There’s been an awful lot in the news recently about John Prescott and Dorneywood, the grace-and-favour country house he’s just given up. Which set me wondering: why do we have to have state-owned mansions for ministers anyway?
It’s not as if it’s an ancient tradition. Chequers, the Prime Minister’s country estate, has belonged to the government since the First World War. Dorneywood was given to the government in the last 1940s, and Chevening, normally the official residence of the Foreign Secretary,* has only been used by the government since 1980. The whole idea – giving ministers stately homes to play with, so they can look suitably upper-class when they want to,** is very much a modern one.
Now, I can see why ministers might need somewhere to go and relax, to entertain visitors. Do they really need their own mansions, though? The German federal government owns a big hotel just outside Bonn for that reason.*** The Scottish First Minister lives in a National Trust for Scotland place,**** a Georgian townhouse in central Edinburgh.
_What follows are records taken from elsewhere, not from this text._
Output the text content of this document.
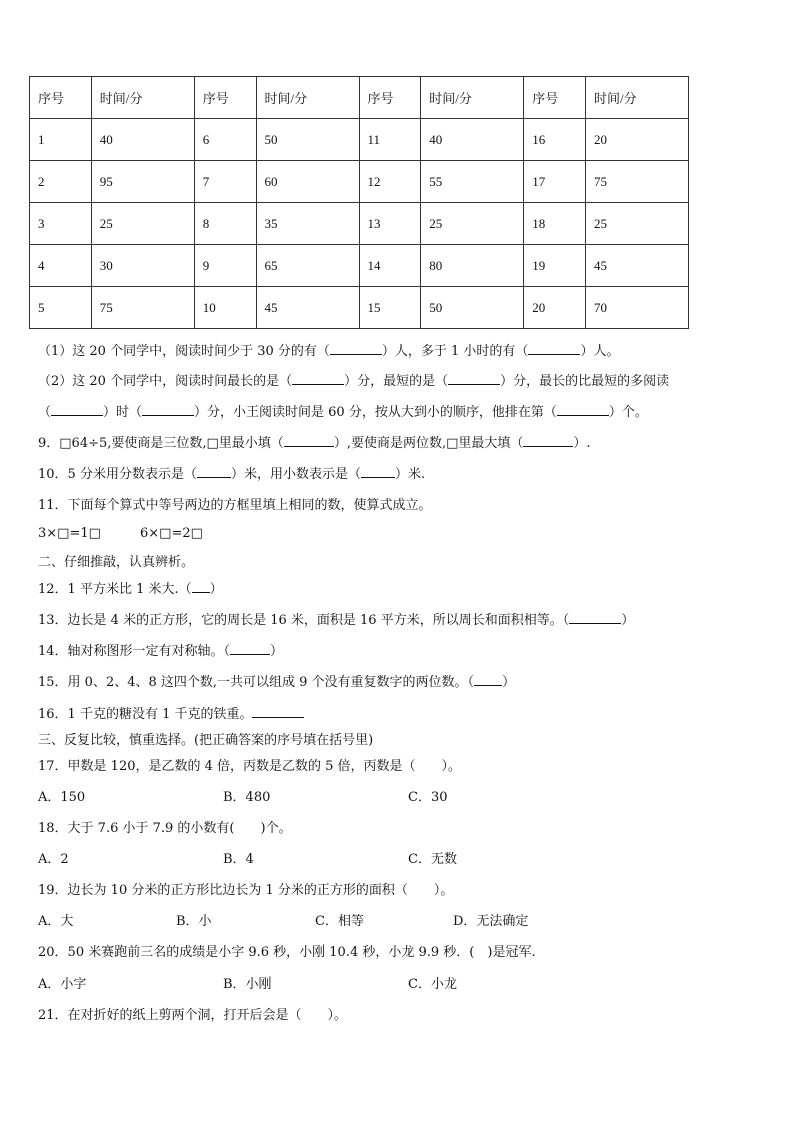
序号	时间/分	序号	时间/分	序号	时间/分	序号	时间/分
1	40	6	50	11	40	16	20
2	95	7	60	12	55	17	75
3	25	8	35	13	25	18	25
4	30	9	65	14	80	19	45
5	75	10	45	15	50	20	70
（1）这 20 个同学中，阅读时间少于 30 分的有（	）人，多于 1 小时的有（	）人。
（2）这 20 个同学中，阅读时间最长的是（	）分，最短的是（	）分，最长的比最短的多阅读
（	）时（	）分，小王阅读时间是 60 分，按从大到小的顺序，他排在第（	）个。
9．□64÷5,要使商是三位数,□里最小填（	）,要使商是两位数,□里最大填（	）.
10．5 分米用分数表示是（	）米，用小数表示是（	）米.
11．下面每个算式中等号两边的方框里填上相同的数，使算式成立。
3×□=1□	6×□=2□
二、仔细推敲，认真辨析。
12．1 平方米比 1 米大.（ ）
13．边长是 4 米的正方形，它的周长是 16 米，面积是 16 平方米，所以周长和面积相等。（	）
14．轴对称图形一定有对称轴。（	）
15．用 0、2、4、8 这四个数,一共可以组成 9 个没有重复数字的两位数。（ ）
16．1 千克的糖没有 1 千克的铁重。
三、反复比较，慎重选择。(把正确答案的序号填在括号里)
17．甲数是 120，是乙数的 4 倍，丙数是乙数的 5 倍，丙数是（　　）。
A．150	B．480	C．30
18．大于 7.6 小于 7.9 的小数有(　　)个。
A．2	B．4	C．无数
19．边长为 10 分米的正方形比边长为 1 分米的正方形的面积（　　）。
A．大	B．小	C．相等	D．无法确定
20．50 米赛跑前三名的成绩是小字 9.6 秒，小刚 10.4 秒，小龙 9.9 秒．(　)是冠军.
A．小字	B．小刚	C．小龙
21．在对折好的纸上剪两个洞，打开后会是（　　）。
Why does the British government need a whole portfolio of country houses for its ministers to live in?
* but, at the time of writing, the official residence of Jack Straw; he got to stay on there when he was demoted.
** see also: playing croquet.
*** Pointless boast: I played in a concert there once. It’s a lovely place, if a bit ornate for my taste.
**** note that the National Trust for Scotland is completely unrelated to the English, Welsh and Northern Irish one.